Part II: Diagnostic method patents in India

Part I provides factual context to the post below.

Interpreting Section 3(i)

Section 3 is the key section on “patent eligibility” and lists out what are not “inventions” under the Indian Patents Act. One such non-eligible patentable subject matter is listed in Section 3(i): “Any process for the medicinal, surgical, curative, prophylactic, diagnostic, therapeutic or other treatment of human beings or any process for a similar treatment of animals to render them free of disease or to increase their economic value or that of their products is not an invention.”

Plain meaning: Read for plain meaning, this language seems to call for evaluating whether the invention is directed to a process for diagnosis or other treatment of human beings. ‘Diagnosis’ or ‘other treatment’ is not defined. Diagnosis is generally understood to mean the identification of an illness by investigating the patient’s history, symptoms and test results. In essence, it appears that Section 3(i) aims to prevent exclusive rights to processes used to determine or identify specific diseases or medical illnesses.

However, the plain meaning is not very illuminating. For instance, it is not clear whether this section is directed only to methods involving entirely mental steps of diagnosis thereby excluding physical means for testing, detection and measurement. Further, it is unclear whether physical means that merely identify or locate naturally occurring matter (e.g. foetal DNA) can be patented. Also, it is unclear to what extent physical tests / measurements need to be linked to the ultimate diagnosis, how research tools may be different and how ‘diagnostic value’ should be defined. Lastly, can tests that are performed on biological samples or for identification of fetal abnormalities qualify as a diagnostic process ‘of human beings’.

Historical context: Historical context does not have much to offer either. The word ‘diagnostic’ was added into 3(i) through the Patent Amendment Act 2002. The JPC Report states that the reason for this addition was to align section 3 to the TRIPS Agreement i.e. to include exclusions permitted by the TRIPS. Paragraph 3 of Article 27 of the TRIPS allows members to exclude from patentability ‘diagnostic, therapeutic and surgical methods for the treatment of humans or animals.’ The report does not discuss the scope and ambit of this exclusion.
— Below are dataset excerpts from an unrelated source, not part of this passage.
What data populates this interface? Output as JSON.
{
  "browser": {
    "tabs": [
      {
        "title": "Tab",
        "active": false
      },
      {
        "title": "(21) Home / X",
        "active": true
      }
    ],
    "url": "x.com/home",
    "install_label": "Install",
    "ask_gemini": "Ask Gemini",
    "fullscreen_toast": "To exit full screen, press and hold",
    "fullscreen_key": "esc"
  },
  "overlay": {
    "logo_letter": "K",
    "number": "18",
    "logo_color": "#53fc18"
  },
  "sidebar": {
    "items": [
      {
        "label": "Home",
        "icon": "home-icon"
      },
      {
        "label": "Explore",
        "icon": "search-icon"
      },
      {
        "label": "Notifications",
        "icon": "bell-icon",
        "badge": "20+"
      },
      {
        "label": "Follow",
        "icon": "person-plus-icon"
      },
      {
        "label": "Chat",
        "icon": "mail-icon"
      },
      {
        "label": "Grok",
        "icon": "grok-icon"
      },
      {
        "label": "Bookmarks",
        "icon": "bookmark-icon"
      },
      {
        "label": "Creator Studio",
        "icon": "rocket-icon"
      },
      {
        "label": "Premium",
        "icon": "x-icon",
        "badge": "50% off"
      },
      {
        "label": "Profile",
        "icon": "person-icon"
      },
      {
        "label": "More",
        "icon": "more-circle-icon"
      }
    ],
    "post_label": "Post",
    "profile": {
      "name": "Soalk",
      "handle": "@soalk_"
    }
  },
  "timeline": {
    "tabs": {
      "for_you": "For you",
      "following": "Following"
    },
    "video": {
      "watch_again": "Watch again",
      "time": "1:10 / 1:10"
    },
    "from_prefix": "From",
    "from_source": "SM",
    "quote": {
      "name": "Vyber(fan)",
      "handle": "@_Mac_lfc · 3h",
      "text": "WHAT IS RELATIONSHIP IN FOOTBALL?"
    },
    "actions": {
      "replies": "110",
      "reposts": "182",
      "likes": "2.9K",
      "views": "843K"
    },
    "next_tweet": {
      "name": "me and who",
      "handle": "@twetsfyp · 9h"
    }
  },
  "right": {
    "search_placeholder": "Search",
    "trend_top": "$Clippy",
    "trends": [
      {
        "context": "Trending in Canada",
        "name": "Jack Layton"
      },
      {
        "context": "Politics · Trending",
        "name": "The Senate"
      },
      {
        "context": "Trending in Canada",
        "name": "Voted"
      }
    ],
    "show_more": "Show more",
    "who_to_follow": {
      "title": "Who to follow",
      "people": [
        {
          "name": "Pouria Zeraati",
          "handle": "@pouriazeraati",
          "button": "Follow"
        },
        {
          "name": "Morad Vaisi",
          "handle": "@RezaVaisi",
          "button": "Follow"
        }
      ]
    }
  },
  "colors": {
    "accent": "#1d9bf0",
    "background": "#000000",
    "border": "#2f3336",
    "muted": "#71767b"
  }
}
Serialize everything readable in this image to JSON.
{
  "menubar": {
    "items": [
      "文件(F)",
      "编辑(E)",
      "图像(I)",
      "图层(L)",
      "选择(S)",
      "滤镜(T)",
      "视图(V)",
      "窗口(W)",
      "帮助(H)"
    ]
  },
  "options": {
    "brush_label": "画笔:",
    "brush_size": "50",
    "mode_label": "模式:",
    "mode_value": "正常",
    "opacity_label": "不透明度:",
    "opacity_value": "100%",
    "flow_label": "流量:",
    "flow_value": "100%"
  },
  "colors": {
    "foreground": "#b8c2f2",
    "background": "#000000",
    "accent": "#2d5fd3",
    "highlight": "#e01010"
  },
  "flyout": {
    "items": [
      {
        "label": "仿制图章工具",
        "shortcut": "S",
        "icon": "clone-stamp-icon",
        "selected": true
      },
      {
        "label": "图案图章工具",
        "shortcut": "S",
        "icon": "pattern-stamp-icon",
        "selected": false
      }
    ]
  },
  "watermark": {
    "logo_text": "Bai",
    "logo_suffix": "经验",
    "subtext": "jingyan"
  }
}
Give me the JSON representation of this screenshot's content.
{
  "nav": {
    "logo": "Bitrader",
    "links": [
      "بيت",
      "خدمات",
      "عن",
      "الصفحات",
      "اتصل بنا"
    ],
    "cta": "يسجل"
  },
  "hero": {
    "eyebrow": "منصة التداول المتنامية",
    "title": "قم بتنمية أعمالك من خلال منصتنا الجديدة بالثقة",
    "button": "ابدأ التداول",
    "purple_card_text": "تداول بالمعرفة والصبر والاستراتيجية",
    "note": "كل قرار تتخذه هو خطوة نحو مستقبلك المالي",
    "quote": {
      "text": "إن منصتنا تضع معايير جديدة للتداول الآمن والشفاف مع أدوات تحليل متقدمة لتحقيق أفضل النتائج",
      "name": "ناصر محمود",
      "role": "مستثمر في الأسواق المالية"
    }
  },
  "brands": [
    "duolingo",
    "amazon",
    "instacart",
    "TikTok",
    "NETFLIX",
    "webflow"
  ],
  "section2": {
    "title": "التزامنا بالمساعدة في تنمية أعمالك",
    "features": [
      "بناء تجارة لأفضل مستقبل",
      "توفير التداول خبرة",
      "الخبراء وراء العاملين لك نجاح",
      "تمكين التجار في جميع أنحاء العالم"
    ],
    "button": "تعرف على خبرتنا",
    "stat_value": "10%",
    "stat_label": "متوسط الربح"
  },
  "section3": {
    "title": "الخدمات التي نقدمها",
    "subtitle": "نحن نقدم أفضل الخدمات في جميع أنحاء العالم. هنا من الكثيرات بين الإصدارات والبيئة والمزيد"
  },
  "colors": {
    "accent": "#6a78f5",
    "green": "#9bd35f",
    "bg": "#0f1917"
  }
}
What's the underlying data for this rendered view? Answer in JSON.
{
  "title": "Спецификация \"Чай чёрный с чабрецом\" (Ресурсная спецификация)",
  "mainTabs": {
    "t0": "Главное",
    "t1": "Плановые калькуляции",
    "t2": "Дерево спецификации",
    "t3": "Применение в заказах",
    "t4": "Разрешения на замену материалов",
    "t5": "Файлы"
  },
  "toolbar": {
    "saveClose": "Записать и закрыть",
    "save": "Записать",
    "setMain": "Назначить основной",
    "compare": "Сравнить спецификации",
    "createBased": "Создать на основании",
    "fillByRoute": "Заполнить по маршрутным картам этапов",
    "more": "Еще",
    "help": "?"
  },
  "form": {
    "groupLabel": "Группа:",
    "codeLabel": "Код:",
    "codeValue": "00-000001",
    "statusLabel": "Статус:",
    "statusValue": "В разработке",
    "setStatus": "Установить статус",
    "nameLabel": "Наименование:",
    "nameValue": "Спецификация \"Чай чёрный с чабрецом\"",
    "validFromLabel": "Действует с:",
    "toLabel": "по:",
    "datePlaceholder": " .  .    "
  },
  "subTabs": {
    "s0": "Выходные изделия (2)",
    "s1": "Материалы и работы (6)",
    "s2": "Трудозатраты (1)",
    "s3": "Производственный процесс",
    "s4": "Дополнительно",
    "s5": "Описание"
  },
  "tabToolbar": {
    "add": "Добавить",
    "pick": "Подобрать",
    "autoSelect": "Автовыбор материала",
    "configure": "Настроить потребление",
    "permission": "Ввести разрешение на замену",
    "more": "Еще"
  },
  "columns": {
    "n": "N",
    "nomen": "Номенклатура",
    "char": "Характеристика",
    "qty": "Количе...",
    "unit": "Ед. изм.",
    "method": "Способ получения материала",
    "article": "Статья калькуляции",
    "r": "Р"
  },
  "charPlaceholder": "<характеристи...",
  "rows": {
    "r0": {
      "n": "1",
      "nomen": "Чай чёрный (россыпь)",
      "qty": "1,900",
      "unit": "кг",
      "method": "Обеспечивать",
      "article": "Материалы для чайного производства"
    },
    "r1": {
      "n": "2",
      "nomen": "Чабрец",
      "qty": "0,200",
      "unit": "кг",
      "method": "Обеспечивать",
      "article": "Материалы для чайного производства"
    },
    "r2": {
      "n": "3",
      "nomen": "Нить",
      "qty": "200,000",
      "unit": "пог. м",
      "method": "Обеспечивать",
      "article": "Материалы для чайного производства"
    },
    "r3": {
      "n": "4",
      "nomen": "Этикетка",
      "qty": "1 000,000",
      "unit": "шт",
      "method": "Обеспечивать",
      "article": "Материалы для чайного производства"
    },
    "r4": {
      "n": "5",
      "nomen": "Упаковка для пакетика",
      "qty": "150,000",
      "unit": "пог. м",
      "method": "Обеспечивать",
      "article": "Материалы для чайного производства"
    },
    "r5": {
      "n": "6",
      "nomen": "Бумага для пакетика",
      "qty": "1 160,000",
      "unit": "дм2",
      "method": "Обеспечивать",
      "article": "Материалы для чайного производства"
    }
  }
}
Precedent: There have been no significant cases interpreting the scope and ambit of diagnostic processes under Section 3(i). The Manual of the Patent Office Practice and Procedure prohibits patents for diagnostic methods i.e. methods used to identify medical illnesses. However, the manual permits patents to be granted to diagnostic instruments or apparatus. This implies that physical instruments that carry out a diagnostic process may be granted a patent. But the PTO’s Guidelines on Biotechnology Patents may be interpreted to bar patenting of any gene-based diagnostics.

Domestic and international practice: It appears that the PTO has granted patents to diagnostic methods in the past. For example, GE has been granted a patent no. 292269 for ‘selective radiolabeling of biomolecules’ used in diagnostic applications. GE has also been granted patents for radiation based imaging techniques related to PET scanning (no. 290670).

Outside India, the landscape appears to be fragmented. IPKat reviewed the status of diagnostic method patents in the US, Australia, Canada and Europe. While Australia, Canada and Europe have recognised patentability of diagnostic inventions, each jurisdiction applies different legal tests for ascertaining patent eligibility of diagnostic methods. Some jurisdictions apply the ‘abstract idea’ test, some require diagnostic methods to be carried out in vitro on isolated samples, some apply the natural phenomenon and economic significance test.

The US, however, appears to be an outlier and patenting diagnostic methods in the US remains challenging after the decision in Mayo. Mayo laid down a two step test to assess patent eligibility – one, is to investigate whether the claims are directed to an ineligible concept i.e. an abstract idea, law of nature or natural phenomena; if yes, the second step is to assess whether there is an inventive concept beyond the law of nature / abstract idea (other than what is well understood or routine).

Towards a bright line rule

From the above, the only thing that is clear is that there are no clear rules. A bright line rule to increase certainty for the PTO and for patentees is the need of the hour.

The court has a variety of legal tests to choose from and the court can either define Section 3(i) narrowly or broadly.

While the exact test should be determined after taking into consideration important policy questions, a very narrow view as that adopted by the PTO seems a bit extreme. The PTO’s narrow interpretation i.e. excluding any and all techniques that have diagnostic value is not in line with past practice and current international legal trends. Even the Mayo test applied in the US is not so narrow. Such a “bright line” rule has the advantage of being administratively easy to enforce but will also foreclose the possibility of patents for a large number of inventions.

In coming to the right test, the court should take into consideration important policy questions. Shamnad and Prashant’s paper on similar challenges regarding Section 3(d) delineate several pertinent policy considerations. Many of the considerations are relevant for 3(i) as well and should be considered before the test for diagnostic method patents in India is devised. Policy questions include – to what extent will the test impact research and development of diagnostics for Indian companies and for MNCs, to what extent will the test impact FDI in India, to what extent will the test impact health care delivery and patient costs.